Professor Simon Pollard, principal author of Cranfield University’s latest report on business risk for the international water sector, says: “It might seem obvious to state that long-term plans should be informed by assessments of risk and opportunity, but frequently these activities become disconnected.” The report was funded by the Water Research Foundation, Calgary Water and a consortium of utilities from Canada, the US, Australia and the UK.

Water utilities have various arrangements in place for the management of risks and opportunities that suit their legal structures. These need better alignment with related business processes – particularly those associated with strategic planning – to release the full value of risk governance. Utility managers and their top teams are best placed to make these connections during planning cycles and the rhythm of corporate reporting to their stakeholders.

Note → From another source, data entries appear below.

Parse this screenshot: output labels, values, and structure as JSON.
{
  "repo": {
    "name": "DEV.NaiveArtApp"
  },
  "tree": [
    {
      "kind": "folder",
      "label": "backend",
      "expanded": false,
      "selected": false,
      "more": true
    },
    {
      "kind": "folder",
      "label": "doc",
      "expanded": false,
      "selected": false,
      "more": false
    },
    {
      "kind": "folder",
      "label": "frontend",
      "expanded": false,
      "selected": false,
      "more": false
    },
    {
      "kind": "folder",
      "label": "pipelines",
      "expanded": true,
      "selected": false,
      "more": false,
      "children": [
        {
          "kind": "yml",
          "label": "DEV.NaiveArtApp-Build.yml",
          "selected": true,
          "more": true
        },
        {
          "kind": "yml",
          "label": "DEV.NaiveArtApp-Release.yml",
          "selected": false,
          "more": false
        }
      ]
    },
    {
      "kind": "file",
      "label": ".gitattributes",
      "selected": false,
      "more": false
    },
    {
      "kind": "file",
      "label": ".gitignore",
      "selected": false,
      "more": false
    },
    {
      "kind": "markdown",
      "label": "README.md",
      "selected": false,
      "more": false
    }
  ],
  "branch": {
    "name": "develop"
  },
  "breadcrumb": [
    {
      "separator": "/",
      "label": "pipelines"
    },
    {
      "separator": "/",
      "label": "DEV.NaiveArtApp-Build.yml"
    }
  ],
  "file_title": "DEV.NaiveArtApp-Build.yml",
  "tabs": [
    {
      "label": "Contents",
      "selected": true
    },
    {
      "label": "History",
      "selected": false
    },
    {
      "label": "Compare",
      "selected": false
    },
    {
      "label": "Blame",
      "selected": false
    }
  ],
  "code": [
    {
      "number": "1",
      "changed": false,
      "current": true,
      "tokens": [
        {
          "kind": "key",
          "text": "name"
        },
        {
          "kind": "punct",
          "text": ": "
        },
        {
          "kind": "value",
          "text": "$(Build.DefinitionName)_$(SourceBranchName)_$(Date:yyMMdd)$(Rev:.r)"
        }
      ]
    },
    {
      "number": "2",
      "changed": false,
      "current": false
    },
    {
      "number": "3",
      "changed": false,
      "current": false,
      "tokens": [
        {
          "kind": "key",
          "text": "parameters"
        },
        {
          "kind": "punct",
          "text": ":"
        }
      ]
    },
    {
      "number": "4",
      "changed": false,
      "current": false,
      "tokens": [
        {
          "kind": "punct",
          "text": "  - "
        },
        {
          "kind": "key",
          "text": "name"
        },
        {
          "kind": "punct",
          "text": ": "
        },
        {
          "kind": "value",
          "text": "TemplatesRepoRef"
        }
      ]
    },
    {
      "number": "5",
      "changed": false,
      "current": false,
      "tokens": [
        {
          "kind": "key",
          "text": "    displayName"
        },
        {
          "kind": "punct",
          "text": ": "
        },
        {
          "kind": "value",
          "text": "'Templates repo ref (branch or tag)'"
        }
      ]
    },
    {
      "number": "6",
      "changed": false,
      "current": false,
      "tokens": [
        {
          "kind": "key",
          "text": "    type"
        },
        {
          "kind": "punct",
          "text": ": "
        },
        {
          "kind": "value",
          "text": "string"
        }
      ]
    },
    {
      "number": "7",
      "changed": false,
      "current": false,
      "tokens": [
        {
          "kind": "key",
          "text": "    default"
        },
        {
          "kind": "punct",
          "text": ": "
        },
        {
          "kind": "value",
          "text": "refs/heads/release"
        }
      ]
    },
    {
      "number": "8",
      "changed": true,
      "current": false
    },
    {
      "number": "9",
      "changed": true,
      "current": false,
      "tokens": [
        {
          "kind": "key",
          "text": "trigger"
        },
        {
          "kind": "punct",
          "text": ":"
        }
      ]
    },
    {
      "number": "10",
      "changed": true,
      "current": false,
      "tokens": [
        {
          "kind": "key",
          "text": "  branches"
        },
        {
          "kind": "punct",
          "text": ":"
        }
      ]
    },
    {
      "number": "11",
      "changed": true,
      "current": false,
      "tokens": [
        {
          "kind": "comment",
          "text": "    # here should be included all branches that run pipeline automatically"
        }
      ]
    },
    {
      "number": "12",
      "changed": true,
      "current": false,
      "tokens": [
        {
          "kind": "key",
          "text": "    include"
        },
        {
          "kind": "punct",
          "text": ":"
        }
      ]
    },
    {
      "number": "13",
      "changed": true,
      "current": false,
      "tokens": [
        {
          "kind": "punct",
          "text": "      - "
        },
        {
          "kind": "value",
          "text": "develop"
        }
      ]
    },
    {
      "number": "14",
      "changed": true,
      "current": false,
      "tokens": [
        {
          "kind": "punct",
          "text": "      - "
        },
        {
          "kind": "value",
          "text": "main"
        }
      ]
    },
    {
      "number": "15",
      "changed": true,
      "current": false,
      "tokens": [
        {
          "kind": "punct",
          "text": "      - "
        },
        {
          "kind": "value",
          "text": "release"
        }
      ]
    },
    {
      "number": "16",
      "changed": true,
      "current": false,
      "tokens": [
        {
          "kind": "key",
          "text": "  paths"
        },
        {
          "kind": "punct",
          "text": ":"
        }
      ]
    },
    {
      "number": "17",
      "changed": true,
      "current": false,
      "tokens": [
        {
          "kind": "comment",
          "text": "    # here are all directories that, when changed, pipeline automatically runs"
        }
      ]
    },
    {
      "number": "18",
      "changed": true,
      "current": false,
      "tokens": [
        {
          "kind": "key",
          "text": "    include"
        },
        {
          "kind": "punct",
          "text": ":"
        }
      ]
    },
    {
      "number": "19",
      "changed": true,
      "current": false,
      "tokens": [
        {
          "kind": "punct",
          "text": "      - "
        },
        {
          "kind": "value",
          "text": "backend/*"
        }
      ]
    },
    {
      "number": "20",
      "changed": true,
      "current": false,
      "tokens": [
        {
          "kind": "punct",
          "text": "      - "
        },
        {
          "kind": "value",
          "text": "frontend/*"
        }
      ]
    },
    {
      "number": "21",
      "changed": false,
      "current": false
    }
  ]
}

David Owen, Risk Manager at Yorkshire Water and report co-author, comments: “When incidents do occur, water utilities are expected to react quickly and efficiently, creating a new dynamism for risk management.”

This fast ‘clock speed’ for risk is placing substantive demands on the processing of risk information for optimal decision making. Operational leaders managing risk on the frontline need engaging tools that keep the risk agenda live; and executives need real-time summary information on risk so they and their boards can keep pace with the changes to their risk portfolios, the report stresses.

Professor Pollard believes not enough emphasis is placed on the tangible value that managing risk well brings to water utilities. He says: “Utility managers need to be continuing to highlight the real business value generated by good risk governance. With the oversight that comes from directing the core strategy of a utility, they are ideally placed to join the dots up on risk, ensuring risk management does not become an isolated head office function.

“Best in class organisations have developed in-house, pragmatic approaches to governing risk, often based on international standards and adapted for their own organisational culture to inform their long-term decisions.”

The Water Research Foundation report, Risk governance: Achieving value by aligning risk governance with other business functions in water utilities, is the latest of four guides on managing risk in the water sector produced by Cranfield Water Science Institute (CWSI). It supplements Cranfield’s substantive research on organisational resilience communicated through its academic papers, technical reports and executive courses over the last 20 years.

Water droplet into puddle
Water utilities are prepared to manage the risks and opportunities that suit their legal structures

Notes for editors

Risk Governance: Achieving value by aligning risk governance with other business functions in water utilities entailed an in-depth analysis of risk management across the international water utility sector, assembling best practice on aspects such as risk management structures, risk appetite and organisational resilience.